Something crashed through the underbrush, made a high keening sound, and crashed away. They’d heard it before often enough that they both ignored it. Alex finished off the last of his beer and tucked the empty bottle back in his satchel. He levered himself up to standing and stretched his arms above him, looking like some ancient priest in the firelight.

“I should get these things hooked up,” he said, hefting the dead batteries. “I said I’d have them back tomorrow. I’ll probably take a sleep shift in town after that, if you’re all right solo?”

“That’s fine,” she said. “Bobbie sent me a new dataset. I’ll be working on that. I wouldn’t be much company anyway.”

“Should I douse the fire?”

Naomi shook her head. “I’ll do it when I go in. I think I overate. I need to just sit for a little while.”

“Right,” Alex said, and trudged over to the airlock. He lifted himself in, and she heard him starting to sing again until the door closed behind him. She lay back.

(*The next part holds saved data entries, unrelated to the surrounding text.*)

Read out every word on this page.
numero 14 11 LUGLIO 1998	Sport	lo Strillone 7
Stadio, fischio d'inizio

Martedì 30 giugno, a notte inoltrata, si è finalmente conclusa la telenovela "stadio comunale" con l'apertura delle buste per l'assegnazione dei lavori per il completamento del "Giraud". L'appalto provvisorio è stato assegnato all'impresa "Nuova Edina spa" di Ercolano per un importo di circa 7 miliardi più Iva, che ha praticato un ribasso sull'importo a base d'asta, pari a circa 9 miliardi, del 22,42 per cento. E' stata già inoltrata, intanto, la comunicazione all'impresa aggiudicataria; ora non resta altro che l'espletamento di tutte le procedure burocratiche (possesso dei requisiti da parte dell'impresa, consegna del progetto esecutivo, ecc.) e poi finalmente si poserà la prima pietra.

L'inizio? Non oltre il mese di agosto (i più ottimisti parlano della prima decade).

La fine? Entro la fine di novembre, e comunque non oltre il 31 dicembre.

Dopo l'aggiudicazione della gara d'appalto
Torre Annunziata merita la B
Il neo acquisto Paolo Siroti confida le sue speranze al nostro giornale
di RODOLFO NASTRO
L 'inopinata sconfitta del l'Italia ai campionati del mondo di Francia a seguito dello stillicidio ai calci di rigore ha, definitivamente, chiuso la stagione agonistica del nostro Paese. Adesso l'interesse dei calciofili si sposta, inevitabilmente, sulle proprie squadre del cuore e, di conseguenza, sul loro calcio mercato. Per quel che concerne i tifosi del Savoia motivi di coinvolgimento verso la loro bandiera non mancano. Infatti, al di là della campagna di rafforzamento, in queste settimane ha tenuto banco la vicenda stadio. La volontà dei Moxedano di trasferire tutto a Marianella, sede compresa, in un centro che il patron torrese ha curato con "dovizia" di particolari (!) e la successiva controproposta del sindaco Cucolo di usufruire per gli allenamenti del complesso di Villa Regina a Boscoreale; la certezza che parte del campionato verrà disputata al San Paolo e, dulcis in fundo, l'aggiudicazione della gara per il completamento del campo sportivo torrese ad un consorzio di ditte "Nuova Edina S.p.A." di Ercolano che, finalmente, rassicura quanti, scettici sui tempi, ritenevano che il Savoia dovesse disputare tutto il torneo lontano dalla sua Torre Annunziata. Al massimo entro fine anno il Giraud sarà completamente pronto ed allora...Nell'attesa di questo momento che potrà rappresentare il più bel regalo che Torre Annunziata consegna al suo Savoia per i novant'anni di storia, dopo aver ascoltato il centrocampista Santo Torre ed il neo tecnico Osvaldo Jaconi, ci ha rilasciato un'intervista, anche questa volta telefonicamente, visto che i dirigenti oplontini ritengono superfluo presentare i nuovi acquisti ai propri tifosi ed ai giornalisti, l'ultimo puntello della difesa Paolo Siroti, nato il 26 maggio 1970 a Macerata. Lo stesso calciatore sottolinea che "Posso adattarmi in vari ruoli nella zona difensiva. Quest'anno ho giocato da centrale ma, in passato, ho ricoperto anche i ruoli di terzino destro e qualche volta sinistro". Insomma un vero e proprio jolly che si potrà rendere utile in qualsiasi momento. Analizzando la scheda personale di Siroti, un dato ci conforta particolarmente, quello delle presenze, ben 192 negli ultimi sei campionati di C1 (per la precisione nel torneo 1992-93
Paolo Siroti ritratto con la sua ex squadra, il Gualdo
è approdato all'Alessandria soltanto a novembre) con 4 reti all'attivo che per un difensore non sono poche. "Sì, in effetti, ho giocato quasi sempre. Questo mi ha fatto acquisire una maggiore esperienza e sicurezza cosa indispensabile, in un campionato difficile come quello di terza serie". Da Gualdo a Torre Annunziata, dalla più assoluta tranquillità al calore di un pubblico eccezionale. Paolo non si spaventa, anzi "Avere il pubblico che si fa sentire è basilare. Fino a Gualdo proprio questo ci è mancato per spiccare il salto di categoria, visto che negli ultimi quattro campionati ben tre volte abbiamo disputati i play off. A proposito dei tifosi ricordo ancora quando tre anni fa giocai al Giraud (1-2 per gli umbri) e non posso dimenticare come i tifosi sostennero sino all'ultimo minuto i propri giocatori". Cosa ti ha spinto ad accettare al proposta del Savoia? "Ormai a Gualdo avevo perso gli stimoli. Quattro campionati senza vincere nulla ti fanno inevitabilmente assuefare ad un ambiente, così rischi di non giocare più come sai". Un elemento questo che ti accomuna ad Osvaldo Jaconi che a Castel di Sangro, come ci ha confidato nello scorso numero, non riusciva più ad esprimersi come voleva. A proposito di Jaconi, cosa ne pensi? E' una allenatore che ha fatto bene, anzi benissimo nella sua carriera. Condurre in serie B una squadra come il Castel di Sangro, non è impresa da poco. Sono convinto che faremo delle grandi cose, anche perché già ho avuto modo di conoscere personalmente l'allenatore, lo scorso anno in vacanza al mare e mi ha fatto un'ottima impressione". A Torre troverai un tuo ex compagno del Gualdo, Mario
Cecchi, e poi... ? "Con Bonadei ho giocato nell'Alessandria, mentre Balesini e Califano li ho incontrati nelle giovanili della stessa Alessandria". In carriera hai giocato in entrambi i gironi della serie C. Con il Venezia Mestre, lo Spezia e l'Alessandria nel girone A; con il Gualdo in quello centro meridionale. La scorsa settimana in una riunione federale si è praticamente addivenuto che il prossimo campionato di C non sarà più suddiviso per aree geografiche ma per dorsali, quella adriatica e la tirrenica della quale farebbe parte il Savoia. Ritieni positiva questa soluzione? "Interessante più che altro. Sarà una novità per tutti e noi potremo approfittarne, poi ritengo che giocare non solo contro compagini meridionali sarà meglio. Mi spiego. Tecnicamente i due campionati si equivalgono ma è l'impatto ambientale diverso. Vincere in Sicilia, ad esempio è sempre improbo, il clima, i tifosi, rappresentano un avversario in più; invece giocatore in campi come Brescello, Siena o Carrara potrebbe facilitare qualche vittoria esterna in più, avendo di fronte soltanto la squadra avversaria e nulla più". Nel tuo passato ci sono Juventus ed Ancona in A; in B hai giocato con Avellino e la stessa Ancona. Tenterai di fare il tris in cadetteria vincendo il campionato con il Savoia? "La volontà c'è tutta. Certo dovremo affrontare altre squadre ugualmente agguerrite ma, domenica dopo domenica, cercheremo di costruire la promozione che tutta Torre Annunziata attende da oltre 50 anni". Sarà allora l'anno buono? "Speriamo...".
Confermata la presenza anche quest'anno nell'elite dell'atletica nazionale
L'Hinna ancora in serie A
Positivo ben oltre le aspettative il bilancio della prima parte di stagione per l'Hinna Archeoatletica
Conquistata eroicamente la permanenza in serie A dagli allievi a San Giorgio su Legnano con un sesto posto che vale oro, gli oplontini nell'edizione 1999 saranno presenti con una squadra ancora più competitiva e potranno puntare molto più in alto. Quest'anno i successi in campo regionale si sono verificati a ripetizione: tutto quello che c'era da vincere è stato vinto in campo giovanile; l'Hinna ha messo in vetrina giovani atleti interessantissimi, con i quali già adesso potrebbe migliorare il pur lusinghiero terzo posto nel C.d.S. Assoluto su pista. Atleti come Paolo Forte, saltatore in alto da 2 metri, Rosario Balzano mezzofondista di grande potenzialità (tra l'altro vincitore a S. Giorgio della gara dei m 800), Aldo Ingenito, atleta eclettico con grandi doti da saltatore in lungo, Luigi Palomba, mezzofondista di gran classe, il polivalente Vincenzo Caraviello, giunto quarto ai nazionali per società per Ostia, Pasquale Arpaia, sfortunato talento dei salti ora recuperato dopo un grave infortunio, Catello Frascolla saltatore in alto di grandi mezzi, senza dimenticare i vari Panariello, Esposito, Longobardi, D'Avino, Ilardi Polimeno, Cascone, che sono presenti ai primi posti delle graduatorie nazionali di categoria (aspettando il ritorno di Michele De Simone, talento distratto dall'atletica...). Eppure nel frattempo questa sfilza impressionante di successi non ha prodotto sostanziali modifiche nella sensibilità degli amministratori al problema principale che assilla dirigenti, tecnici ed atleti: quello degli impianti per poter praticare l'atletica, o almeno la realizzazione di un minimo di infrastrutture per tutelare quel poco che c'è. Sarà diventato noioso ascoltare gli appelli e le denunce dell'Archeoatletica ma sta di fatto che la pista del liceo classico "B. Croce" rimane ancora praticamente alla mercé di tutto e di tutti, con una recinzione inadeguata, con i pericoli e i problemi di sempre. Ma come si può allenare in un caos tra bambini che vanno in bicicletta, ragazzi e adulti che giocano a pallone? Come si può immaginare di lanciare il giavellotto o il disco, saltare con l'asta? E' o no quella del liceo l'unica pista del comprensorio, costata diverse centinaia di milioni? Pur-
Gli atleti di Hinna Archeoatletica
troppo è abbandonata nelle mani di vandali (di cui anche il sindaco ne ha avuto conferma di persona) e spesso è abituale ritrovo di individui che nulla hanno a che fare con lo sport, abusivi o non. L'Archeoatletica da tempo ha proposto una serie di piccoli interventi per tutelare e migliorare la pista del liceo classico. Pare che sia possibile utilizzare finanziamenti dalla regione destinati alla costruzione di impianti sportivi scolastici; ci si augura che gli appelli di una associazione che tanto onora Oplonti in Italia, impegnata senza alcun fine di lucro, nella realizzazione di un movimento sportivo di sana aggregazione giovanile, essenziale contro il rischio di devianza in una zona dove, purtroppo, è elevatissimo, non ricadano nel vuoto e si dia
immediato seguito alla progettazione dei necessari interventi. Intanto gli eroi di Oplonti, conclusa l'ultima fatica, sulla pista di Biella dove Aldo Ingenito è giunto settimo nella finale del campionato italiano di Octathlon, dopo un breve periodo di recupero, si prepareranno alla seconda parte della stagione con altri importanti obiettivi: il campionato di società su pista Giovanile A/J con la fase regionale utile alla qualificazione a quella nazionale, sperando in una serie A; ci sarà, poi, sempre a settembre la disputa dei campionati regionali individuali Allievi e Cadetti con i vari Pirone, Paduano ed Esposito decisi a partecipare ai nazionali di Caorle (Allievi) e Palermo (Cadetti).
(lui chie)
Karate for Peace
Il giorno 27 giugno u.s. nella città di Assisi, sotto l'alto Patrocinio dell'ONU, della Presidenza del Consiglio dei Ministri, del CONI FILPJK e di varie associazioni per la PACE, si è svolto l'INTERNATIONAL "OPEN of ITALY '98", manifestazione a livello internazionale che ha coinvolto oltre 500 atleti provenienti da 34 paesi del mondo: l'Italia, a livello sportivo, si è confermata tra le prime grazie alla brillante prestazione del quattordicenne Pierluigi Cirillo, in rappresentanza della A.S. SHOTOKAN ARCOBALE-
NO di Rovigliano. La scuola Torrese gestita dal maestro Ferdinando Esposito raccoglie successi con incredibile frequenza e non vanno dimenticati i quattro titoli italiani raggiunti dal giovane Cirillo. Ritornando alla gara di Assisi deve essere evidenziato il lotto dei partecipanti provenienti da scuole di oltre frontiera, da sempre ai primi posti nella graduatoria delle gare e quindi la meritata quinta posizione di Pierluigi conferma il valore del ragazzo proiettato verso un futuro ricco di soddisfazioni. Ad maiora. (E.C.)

Everything changed, and it went right on changing. A terrible thought when things were good, a comforting one now. Whatever happened, she could be certain that things wouldn’t stay the way they were now. And if she stayed smart and clever and lucky, she’d be able to affect how the next change came. Or take advantage of it. She’d find Jim again, if she could just be patient enough.

One of the vines broke loose from the mountain wall and drifted along with some high breeze that she didn’t feel. She watched it blunder away to the southwest, catching on another vine for a moment, then losing its grip and floating on. Where it had been, there was a new spray of stars now, glittering from decades and centuries ago, their light only happening to fall on her here and now.

She wondered if one of them was Laconia.